GSE193861, containing healthy myocardial tissues and myocardial tissues with DOX-induced injury, was analyzed to screen for the involved proteins and pathways. Molecular docking was performed to identify candidate drugs. After H9c2 cells were treated with DOX and CBD, their viability, oxidative stress, and apoptosis were assessed. After YAP depletion, the role of the Hippo pathway in CBD function was investigated. C57BL/6 mice were treated with DOX to establish an in vivo model, and CBD and verteporfin (VP) were used to treat the mice. Histological analyses and immunofluorescence were used to evaluate myocardial tissue injury, and apoptosis and oxidative stress of the myocardial tissues were also analyzed. Western blotting was used to investigate the regulatory effects of CBD on the Hippo and apoptosis-related pathways.

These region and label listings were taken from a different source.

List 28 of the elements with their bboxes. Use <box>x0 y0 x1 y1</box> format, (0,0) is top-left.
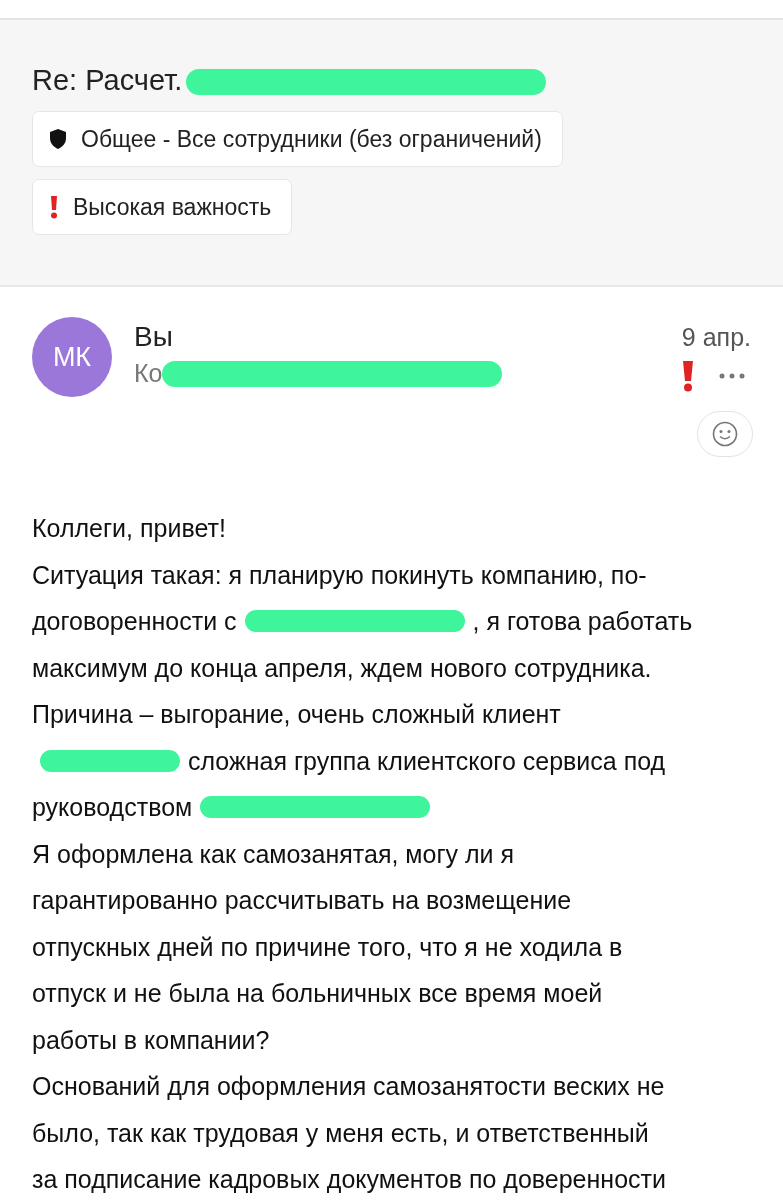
body-text: отпускных дней по причине того, что я не ходила в <box>32 931 623 963</box>
exclamation-icon <box>49 195 59 219</box>
more-icon[interactable] <box>719 373 745 379</box>
body-text: сложная группа клиентского сервиса под <box>188 745 666 777</box>
body-text: Оснований для оформления самозанятости веских не <box>32 1071 665 1102</box>
body-text: договоренности с <box>32 606 237 637</box>
message-date: 9 апр. <box>681 322 751 352</box>
sender-name: Вы <box>134 321 174 353</box>
chip-label: Высокая важность <box>73 193 272 221</box>
body-text: отпуск и не была на больничных все время моей <box>32 978 603 1009</box>
body-text: за подписание кадровых документов по доверенности <box>32 1164 666 1195</box>
shield-icon <box>49 128 67 150</box>
body-text: максимум до конца апреля, ждем нового сотрудника. <box>32 652 652 684</box>
body-text: было, так как трудовая у меня есть, и ответственный <box>32 1117 649 1149</box>
body-text: Причина – выгорание, очень сложный клиент <box>32 699 561 730</box>
email-subject: Re: Расчет. <box>32 64 183 97</box>
body-text: Ситуация такая: я планирую покинуть компанию, по- <box>32 559 647 591</box>
body-text: , я готова работать <box>472 606 693 637</box>
body-text: Коллеги, привет! <box>32 513 226 544</box>
smiley-icon <box>712 421 738 447</box>
avatar: МК <box>32 317 112 397</box>
reaction-button[interactable] <box>697 411 753 457</box>
chip-label: Общее - Все сотрудники (без ограничений) <box>81 125 542 153</box>
body-text: Я оформлена как самозанятая, могу ли я <box>32 838 514 870</box>
recipient-text: Ко <box>134 359 163 388</box>
body-text: гарантированно рассчитывать на возмещение <box>32 885 572 916</box>
body-text: работы в компании? <box>32 1024 270 1056</box>
body-text: руководством <box>32 792 193 823</box>
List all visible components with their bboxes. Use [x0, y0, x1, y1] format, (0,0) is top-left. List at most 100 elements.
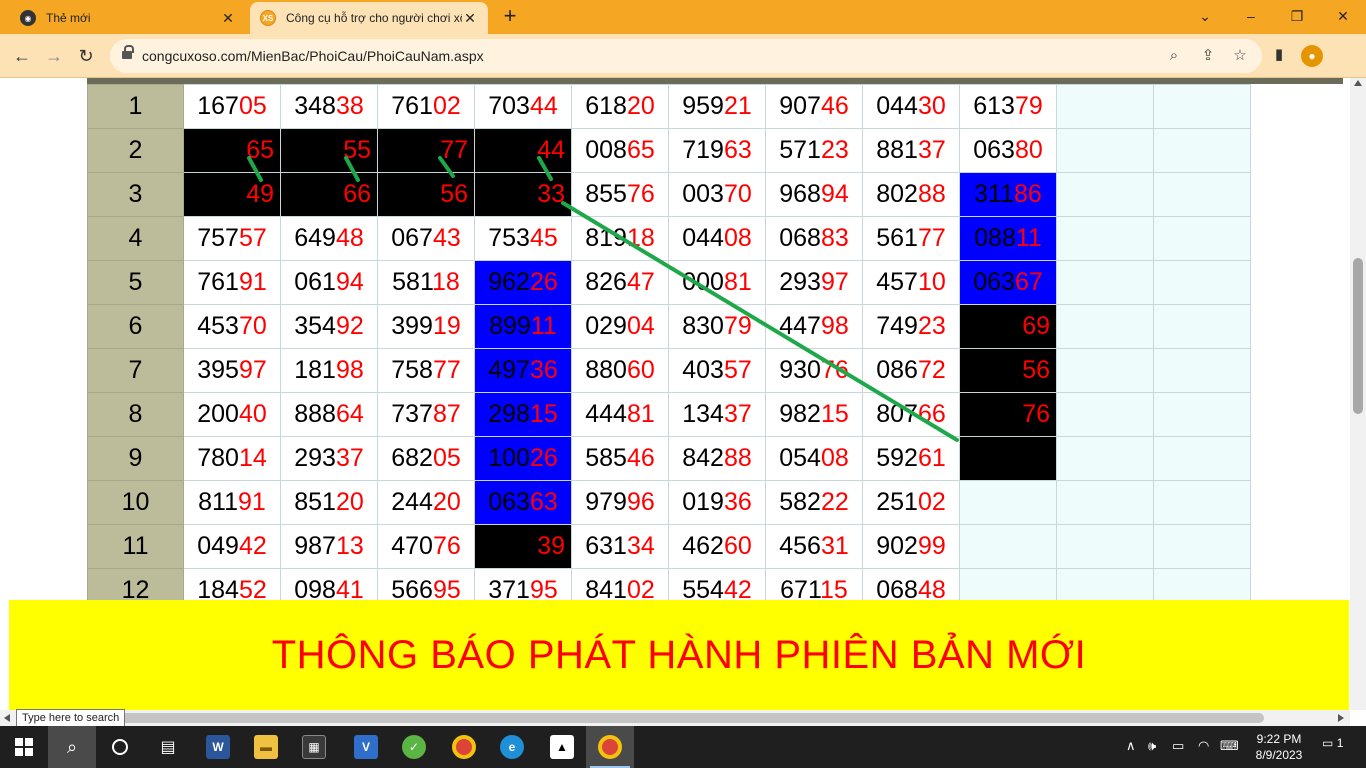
grid-cell[interactable]: 69 — [959, 304, 1057, 349]
grid-cell[interactable]: 80766 — [862, 392, 960, 437]
grid-cell[interactable]: 83079 — [668, 304, 766, 349]
grid-cell[interactable]: 90299 — [862, 524, 960, 569]
grid-cell[interactable] — [1153, 216, 1251, 261]
grid-cell[interactable]: 45370 — [183, 304, 281, 349]
grid-cell[interactable]: 98215 — [765, 392, 863, 437]
url-text[interactable]: congcuxoso.com/MienBac/PhoiCau/PhoiCauNa… — [142, 48, 484, 64]
scroll-right-icon[interactable] — [1338, 714, 1344, 722]
grid-cell[interactable]: 97996 — [571, 480, 669, 525]
keyboard-icon[interactable]: ⌨ — [1220, 738, 1239, 754]
edge-app[interactable]: e — [488, 726, 536, 768]
grid-cell[interactable]: 85576 — [571, 172, 669, 217]
grid-cell[interactable]: 39 — [474, 524, 572, 569]
grid-cell[interactable]: 29397 — [765, 260, 863, 305]
grid-cell[interactable]: 73787 — [377, 392, 475, 437]
scrollbar-thumb[interactable] — [18, 713, 1264, 723]
grid-cell[interactable]: 40357 — [668, 348, 766, 393]
grid-cell[interactable] — [1153, 128, 1251, 173]
grid-cell[interactable]: 93076 — [765, 348, 863, 393]
start-button[interactable] — [0, 726, 48, 768]
grid-cell[interactable]: 77 — [377, 128, 475, 173]
grid-cell[interactable]: 75757 — [183, 216, 281, 261]
grid-cell[interactable]: 88060 — [571, 348, 669, 393]
grid-cell[interactable]: 46260 — [668, 524, 766, 569]
back-icon[interactable]: ← — [10, 44, 34, 68]
grid-cell[interactable]: 45710 — [862, 260, 960, 305]
grid-cell[interactable] — [1056, 304, 1154, 349]
grid-cell[interactable]: 90746 — [765, 84, 863, 129]
grid-cell[interactable]: 75877 — [377, 348, 475, 393]
grid-cell[interactable]: 29337 — [280, 436, 378, 481]
word-app[interactable]: W — [194, 726, 242, 768]
grid-cell[interactable] — [1153, 172, 1251, 217]
grid-cell[interactable]: 74923 — [862, 304, 960, 349]
grid-cell[interactable] — [1153, 348, 1251, 393]
minimize-button[interactable]: – — [1228, 4, 1274, 28]
grid-cell[interactable]: 76102 — [377, 84, 475, 129]
grid-cell[interactable]: 57123 — [765, 128, 863, 173]
grid-cell[interactable]: 13437 — [668, 392, 766, 437]
grid-cell[interactable]: 58546 — [571, 436, 669, 481]
grid-cell[interactable]: 95921 — [668, 84, 766, 129]
grid-cell[interactable]: 55 — [280, 128, 378, 173]
grid-cell[interactable]: 63134 — [571, 524, 669, 569]
grid-cell[interactable]: 61379 — [959, 84, 1057, 129]
grid-cell[interactable]: 88864 — [280, 392, 378, 437]
grid-cell[interactable]: 47076 — [377, 524, 475, 569]
release-banner[interactable]: THÔNG BÁO PHÁT HÀNH PHIÊN BẢN MỚI — [9, 600, 1349, 710]
grid-cell[interactable]: 96894 — [765, 172, 863, 217]
system-clock[interactable]: 9:22 PM 8/9/2023 — [1246, 731, 1312, 763]
grid-cell[interactable]: 06367 — [959, 260, 1057, 305]
grid-cell[interactable]: 76 — [959, 392, 1057, 437]
file-explorer-app[interactable]: ▬ — [242, 726, 290, 768]
grid-cell[interactable]: 66 — [280, 172, 378, 217]
grid-cell[interactable]: 84288 — [668, 436, 766, 481]
grid-cell[interactable]: 44 — [474, 128, 572, 173]
scrollbar-thumb[interactable] — [1353, 258, 1363, 414]
grid-cell[interactable]: 71963 — [668, 128, 766, 173]
grid-cell[interactable]: 88137 — [862, 128, 960, 173]
grid-cell[interactable] — [1153, 480, 1251, 525]
bookmark-star-icon[interactable]: ☆ — [1230, 46, 1250, 66]
grid-cell[interactable] — [1056, 392, 1154, 437]
tab-search-button[interactable]: ⌄ — [1182, 4, 1228, 28]
grid-cell[interactable]: 06743 — [377, 216, 475, 261]
grid-cell[interactable]: 49 — [183, 172, 281, 217]
grid-cell[interactable]: 56 — [959, 348, 1057, 393]
grid-cell[interactable] — [1056, 524, 1154, 569]
grid-cell[interactable] — [959, 436, 1057, 481]
grid-cell[interactable]: 06194 — [280, 260, 378, 305]
wifi-icon[interactable]: ◠ — [1198, 738, 1209, 754]
grid-cell[interactable]: 61820 — [571, 84, 669, 129]
volume-icon[interactable]: 🕪 — [1148, 738, 1156, 754]
grid-cell[interactable] — [1153, 436, 1251, 481]
grid-cell[interactable]: 58222 — [765, 480, 863, 525]
vertical-scrollbar[interactable] — [1350, 78, 1366, 710]
grid-cell[interactable]: 29815 — [474, 392, 572, 437]
grid-cell[interactable]: 81191 — [183, 480, 281, 525]
grid-cell[interactable]: 45631 — [765, 524, 863, 569]
grid-cell[interactable] — [1056, 260, 1154, 305]
grid-cell[interactable] — [1056, 84, 1154, 129]
grid-cell[interactable]: 39597 — [183, 348, 281, 393]
grid-cell[interactable]: 49736 — [474, 348, 572, 393]
close-window-button[interactable]: ✕ — [1320, 4, 1366, 28]
grid-cell[interactable]: 76191 — [183, 260, 281, 305]
grid-cell[interactable]: 01936 — [668, 480, 766, 525]
grid-cell[interactable]: 56 — [377, 172, 475, 217]
grid-cell[interactable]: 04430 — [862, 84, 960, 129]
close-tab-icon[interactable]: ✕ — [462, 10, 478, 27]
grid-cell[interactable]: 59261 — [862, 436, 960, 481]
horizontal-scrollbar[interactable] — [0, 710, 1350, 726]
grid-cell[interactable]: 34838 — [280, 84, 378, 129]
grid-cell[interactable]: 44481 — [571, 392, 669, 437]
grid-cell[interactable]: 58118 — [377, 260, 475, 305]
grid-cell[interactable] — [1153, 392, 1251, 437]
grid-cell[interactable]: 00370 — [668, 172, 766, 217]
reload-icon[interactable]: ↻ — [74, 44, 98, 68]
grid-cell[interactable]: 35492 — [280, 304, 378, 349]
grid-cell[interactable]: 06883 — [765, 216, 863, 261]
show-hidden-icons[interactable]: ∧ — [1126, 738, 1136, 754]
grid-cell[interactable]: 02904 — [571, 304, 669, 349]
grid-cell[interactable]: 04942 — [183, 524, 281, 569]
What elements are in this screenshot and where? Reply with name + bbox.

Bioinformatic analysis suggested that the Hippo pathway was a crucial pathway involved in DOX-induced myocardial injury. Molecular docking showed that CBD targeted multiple regulators of the Hippo pathway. CBD showed cardioprotective effects against DOX-induced myocardial injury both in vitro and in vivo and regulated Hippo pathway activity in cardiomyocytes. After inactivation of the Hippo pathway by YAP knockdown or VP intervention, the protective effects of CBD were reversed.
For the first time, we revealed that CBD is likely to reduce DOX-induced myocardial injury by regulating the Hippo signaling pathway.
阿霉素(DOX)是一种广泛用于癌症治疗的化疗药物,具有不可忽视的心脏毒性。先前的一些研究报道,大麻二酚(CBD)具有心脏保护作用。在本研究中,我们评估了CBD对DOX诱导的心肌细胞损伤的保护作用,并探讨了其下游分子机制。
分析包含健康心肌组织和DOX诱导损伤心肌组织的GSE193861数据集,以筛选相关蛋白质和信号通路。进行分子对接以鉴定候选药物。用DOX和CBD处理H9c2细胞后,评估其活力、氧化应激和凋亡情况。在敲低YAP后,研究Hippo信号通路在CBD功能中的作用。用DOX处理C57BL/6小鼠建立体内模型,并用CBD和维替泊芬(VP)治疗小鼠。采用组织学分析和免疫荧光评估心肌组织损伤,并分析心肌组织的凋亡和氧化应激情况。用蛋白质免疫印迹法研究CBD对Hippo和凋亡相关信号通路的调节作用。
生物信息学分析表明,Hippo信号通路是DOX诱导心肌损伤的关键信号通路。分子对接显示,CBD靶向Hippo信号通路的多个调节因子。CBD在体外和体内均对DOX诱导的心肌损伤具有心脏保护作用,并调节心肌细胞中的Hippo信号通路活性。通过敲低YAP或VP干预使Hippo信号通路失活后,CBD的保护作用被逆转。
我们首次揭示,CBD可能通过调节Hippo信号通路减轻DOX诱导的心肌损伤。